A View from the Bridge
nytheatre.com review by Martin Denton
January 26, 2010
Arthur Miller was the first playwright I was ever serious about: when I was a senior in high school my big English term paper project was about his plays (I was the only person in class to choose a dramatist rather than a novelist or poet!). I read all of his important stuff for my paper, and A View from the Bridge was the play I decided to omit, partly because it didn't fit in with the thesis (something about father figures and the American Dream), and mostly because I didn't get it; didn't like it.
Well, 30 years and two acclaimed Broadway productions later, I have to say that I still neither get nor like A View from the Bridge. It's the major Miller play that looks inward rather than outward to define its protagonist's tragic flaw; where Joe Keller of All My Sons and Willy Loman of Death of a Salesman do bad things in wrongheaded pursuit of values they think they're supposed to believe in, Eddie Carbone of View does a very bad thing out of sexual confusion and lust. This is just not interesting to me, at least not as presented by Miller; the morality of this piece confuses me. And being older, now, than most of the characters in the piece, hasn't clarified anything for me. (Note: if you need it, there's a good plot overview—with spoilers, sorry—at Sparknotes.)
So, I'm afraid this is not going to be a glowing review of the new Broadway revival of A View from the Bridge, a production that most of my critical colleagues have been raving about. It seems to me not to be necessary and certainly not definitive, though it has its moments. The lady sitting next to me unwittingly summed up what I more or less was feeling about the key performances in this show—after the curtain was down (following a prolonged ovation, with a lots of folks on their feet), she said she was tired after watching all that acting. I am pretty certain she meant it as a compliment.

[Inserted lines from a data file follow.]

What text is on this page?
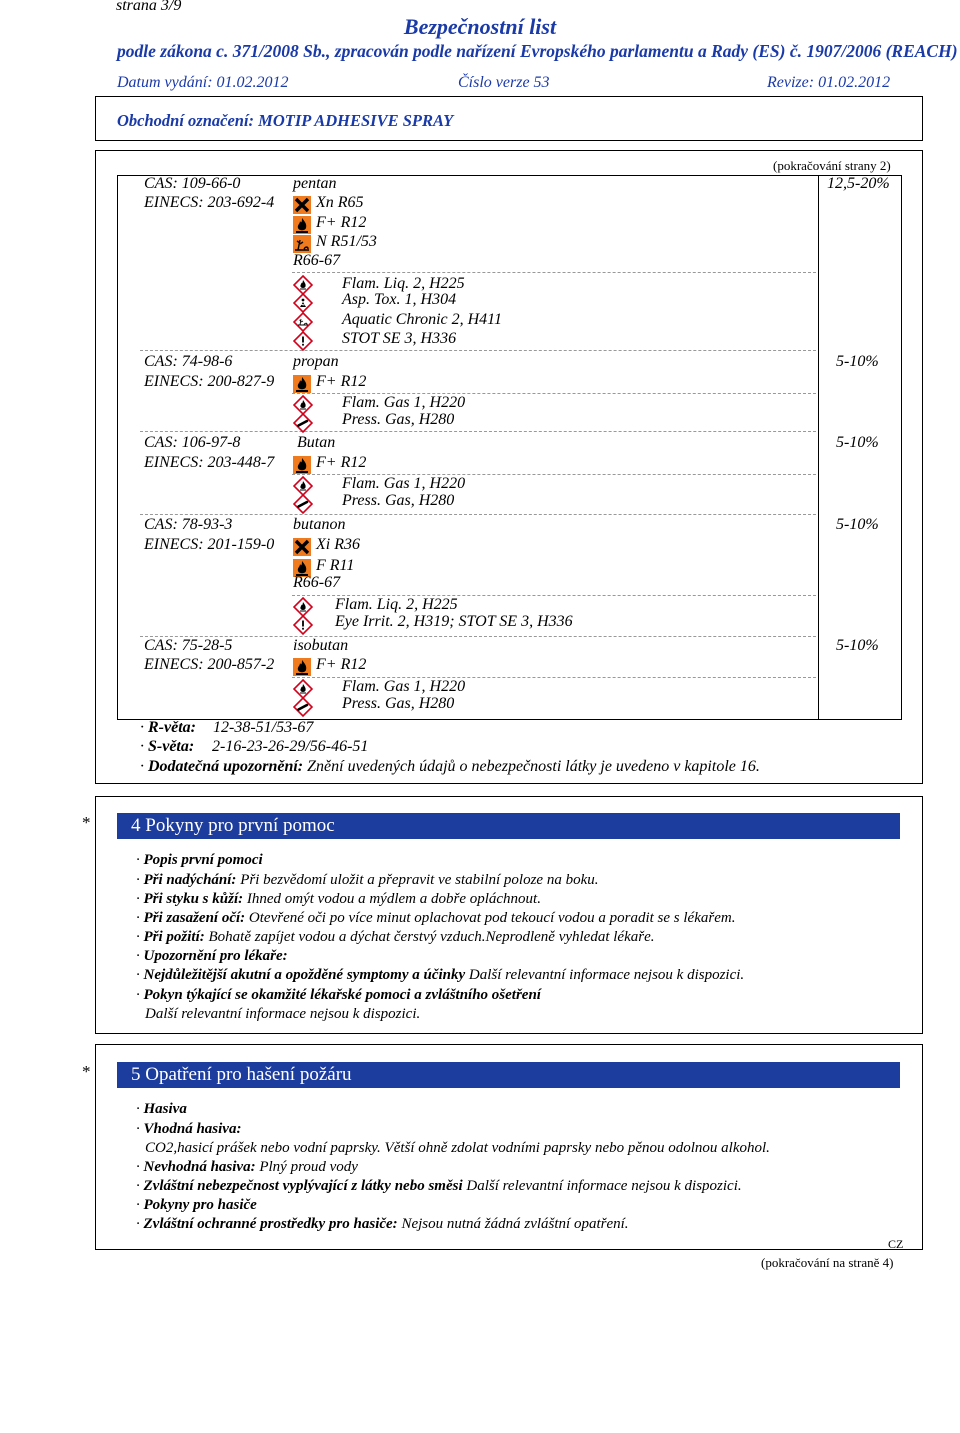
strana 3/9
Bezpečnostní list
podle zákona c. 371/2008 Sb., zpracován podle nařízení Evropského parlamentu a Rady (ES) č. 1907/2006 (REACH)
Datum vydání: 01.02.2012	Číslo verze 53	Revize: 01.02.2012
Obchodní označení: MOTIP ADHESIVE SPRAY
(pokračování strany 2)
CAS: 109-66-0
EINECS: 203-692-4
pentan	12,5-20%
Xn R65
F+ R12
N R51/53
R66-67
Flam. Liq. 2, H225
Asp. Tox. 1, H304
Aquatic Chronic 2, H411
STOT SE 3, H336
CAS: 74-98-6
EINECS: 200-827-9
propan	5-10%
F+ R12
Flam. Gas 1, H220
Press. Gas, H280
CAS: 106-97-8
EINECS: 203-448-7
Butan	5-10%
F+ R12
Flam. Gas 1, H220
Press. Gas, H280
CAS: 78-93-3
EINECS: 201-159-0
butanon	5-10%
Xi R36
F R11
R66-67
Flam. Liq. 2, H225
Eye Irrit. 2, H319; STOT SE 3, H336
CAS: 75-28-5
EINECS: 200-857-2
isobutan	5-10%
F+ R12
Flam. Gas 1, H220
Press. Gas, H280
· R-věta: 12-38-51/53-67
· S-věta: 2-16-23-26-29/56-46-51
· Dodatečná upozornění: Znění uvedených údajů o nebezpečnosti látky je uvedeno v kapitole 16.
* 4 Pokyny pro první pomoc
· Popis první pomoci
· Při nadýchání: Při bezvědomí uložit a přepravit ve stabilní poloze na boku.
· Při styku s kůží: Ihned omýt vodou a mýdlem a dobře opláchnout.
· Při zasažení očí: Otevřené oči po více minut oplachovat pod tekoucí vodou a poradit se s lékařem.
· Při požití: Bohatě zapíjet vodou a dýchat čerstvý vzduch.Neprodleně vyhledat lékaře.
· Upozornění pro lékaře:
· Nejdůležitější akutní a opožděné symptomy a účinky Další relevantní informace nejsou k dispozici.
· Pokyn týkající se okamžité lékařské pomoci a zvláštního ošetření
Další relevantní informace nejsou k dispozici.
* 5 Opatření pro hašení požáru
· Hasiva
· Vhodná hasiva:
CO2,hasicí prášek nebo vodní paprsky. Větší ohně zdolat vodními paprsky nebo pěnou odolnou alkohol.
· Nevhodná hasiva: Plný proud vody
· Zvláštní nebezpečnost vyplývající z látky nebo směsi Další relevantní informace nejsou k dispozici.
· Pokyny pro hasiče
· Zvláštní ochranné prostředky pro hasiče: Nejsou nutná žádná zvláštní opatření.
CZ
(pokračování na straně 4)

But I was made tired by, especially, Liev Schreiber's carefully constructed performance as Eddie, a work of effort and skill wrought in such a way that you can feel every grueling second that went into every intelligent and thoughtful choice. The Brooklynese dialects affected by Jessica Hecht, as Schreiber's wife Beatrice, and Scarlett Johansson, as his niece Catherine, started out feeling overwhelming and continually got in my way; so did the unconvincing accents used by Morgan Spector and Corey Stoll as Beatrice's two immigrant cousins from Sicily: I never bought either one as an Italian. And Michael Cristofer's valiant wrestling with the pretentious role of Alfieri, the lawyer who narrates the tragedy, seemed pretty apparent as well. I need to add that Johansson, though equipped with plenty of stage presence, never made me believe she was an innocent 17-year-old girl who had spent her life being sheltered and protected by her uncle.
Now all that said, there were plenty of moments in Schreiber's performance that I admired and enjoyed. He's a great commanding and compelling actor, always interesting to observe. And Hecht lets forth sounds in the final scene that alarmed and moved me in a way I wasn't expecting. John Lee Beatty's set, which shows the overpoweringly bleak facade of the apartment where Eddie lives and then rotates to show the bland but comfortable living area within, is both impressive and invaluable to the production. Other elements of the design, particularly Peter Kaczorowski's lights, work extremely well. And Gregory Mosher's direction, if not particularly indicative of the stark tragedy Miller is going for, is taut and holds us captivated throughout.
I imagine this review will feel dismissive to those who got more out of the production than I did, and I apologize for that. I came in hoping that I would finally discover what this play has to say to me, but—and this is finally very personal, about me more than about A View from the Bridge—what I discovered was that there seems to be little for me to take from it at all.